Conclusões das avaliações da "troika" no centro do debate quinzenal desta sexta-feira

Conclusões das avaliações da "troika" no centro do debate quinzenal desta sexta-feira

 

Lusa/AO Online   Nacional   4 de Out de 2013, 07:53

O Governo escolheu como tema do debate quinzenal desta sexta-feira com o primeiro-ministro a "conclusão das 8ª e 9ª avaliações do Programa de Assistência Económica e Financeira".

 

Na conferência de imprensa de apresentação das conclusões destas avaliações da ‘troika’, na quinta-feira, o vice-primeiro-ministro Paulo Portas e a ministra das Finanças Maria Luís Albuquerque anunciaram que Portugal teve nota positiva, mas que os representantes da Comissão Europeia (CE), Banco Central Europeu (BCE) e Fundo Monetário Internacional (FMI) não aceitaram flexibilizar o défice para 2014, que se mantém assim nos 4%.

Paulo Portas garantiu que “em nenhuma circunstância se está perante um novo pacote de austeridade”, dizendo que o Governo se preferiu concentrar em “pequenas e médias poupanças”, e anunciou que ficou definitivamente afastada a chamada ‘TSU dos pensionistas.

Mantêm-se, segundo Paulo Portas, as restantes medidas anunciadas em maio pelo primeiro-ministro, Pedro Passos Coelho, que na altura afirmou que pretendia cortar quase 4,8 mil milhões de euros na despesa pública até 2014. Para 2014, mantém-se igualmente a sobretaxa de 3,5% em sede de IRS.

Entre as medidas acordadas nas 8.ª e 9.ª avaliações da ‘troika’ e que estarão contempladas no próximo Orçamento do Estado, Portas destacou uma contenção suplementar das despesas dos ministérios equivalente a 0,3% da despesa primária, a redução das rendas aos produtores de energia ou a concessão dos portos e do jogo ‘online’.

Na conferência de imprensa, os ministros remeteram o detalhe das medidas que permitirão baixar o défice de 5,5 para 4% para a apresentação do Orçamento do Estado para o próximo ano, o que deverá acontecer a 15 de outubro.

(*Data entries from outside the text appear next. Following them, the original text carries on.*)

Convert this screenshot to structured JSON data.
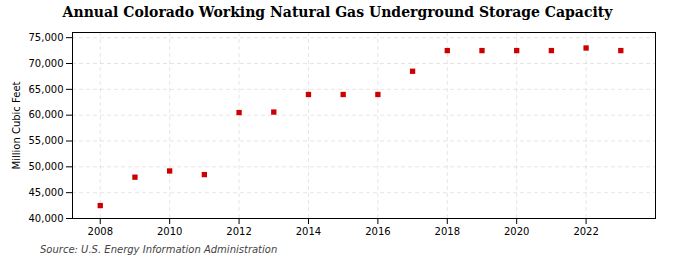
{
  "chart_data": {
    "type": "scatter",
    "title": "Annual Colorado Working Natural Gas Underground Storage Capacity",
    "ylabel": "Million Cubic Feet",
    "source": "Source: U.S. Energy Information Administration",
    "x": [
      2008,
      2009,
      2010,
      2011,
      2012,
      2013,
      2014,
      2015,
      2016,
      2017,
      2018,
      2019,
      2020,
      2021,
      2022,
      2023
    ],
    "values": [
      42500,
      48000,
      49200,
      48500,
      60500,
      60600,
      64000,
      64000,
      64000,
      68500,
      72500,
      72500,
      72500,
      72500,
      73000,
      72500
    ],
    "color": "#cc0000",
    "marker": "square",
    "xlim": [
      2007.2,
      2024.0
    ],
    "xticks": [
      2008,
      2010,
      2012,
      2014,
      2016,
      2018,
      2020,
      2022
    ],
    "ylim": [
      40000,
      76000
    ],
    "yticks": [
      {
        "value": 40000,
        "label": "40,000"
      },
      {
        "value": 45000,
        "label": "45,000"
      },
      {
        "value": 50000,
        "label": "50,000"
      },
      {
        "value": 55000,
        "label": "55,000"
      },
      {
        "value": 60000,
        "label": "60,000"
      },
      {
        "value": 65000,
        "label": "65,000"
      },
      {
        "value": 70000,
        "label": "70,000"
      },
      {
        "value": 75000,
        "label": "75,000"
      }
    ],
    "grid": true
  }
}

Para o próximo ano, o cenário macroeconómico foi revisto, com um crescimento previsto de 0,8% (em vez dos 0,6% anteriormente previstos) e a taxa de desemprego a situar-se nos 17,7% (contra 18,5% inscritos na sétima avaliação).

A ministra das Finanças, Maria Luís Albuquerque, garantiu ainda que o Governo não acordou quaisquer medidas de contingência com a ‘troika’, e disse estar convicta que as medidas do próximo Orçamento são conformes às normas da Constituição da República.

No entanto, num comunicado conjunto de CE, BCE e FMI, a ‘troika’ deixou o aviso que, caso algumas medidas de consolidação incluídas na proposta de Orçamento do Estado para 2014 sejam consideradas inconstitucionais, serão necessárias reformulações para cumprir a meta do défice de 4% do PIB.

Esta situação, acrescentam as três instituições, “implicaria riscos acrescidos no que se refere ao crescimento e ao emprego e reduziria as perspetivas de um regresso sustentado aos mercados financeiros”.

Este será o primeiro debate quinzenal no parlamento com Pedro Passos Coelho na terceira sessão legislativa e acontece menos de uma semana depois das eleições autárquicas de 29 de setembro, nas quais, em número de câmaras, o PS teve o seu melhor resultado de sempre (conseguiu 149 câmaras sozinho e uma no Funchal em coligação) e o PSD o pior (106 câmaras, 86 em listas próprias e outras 20 em coligações).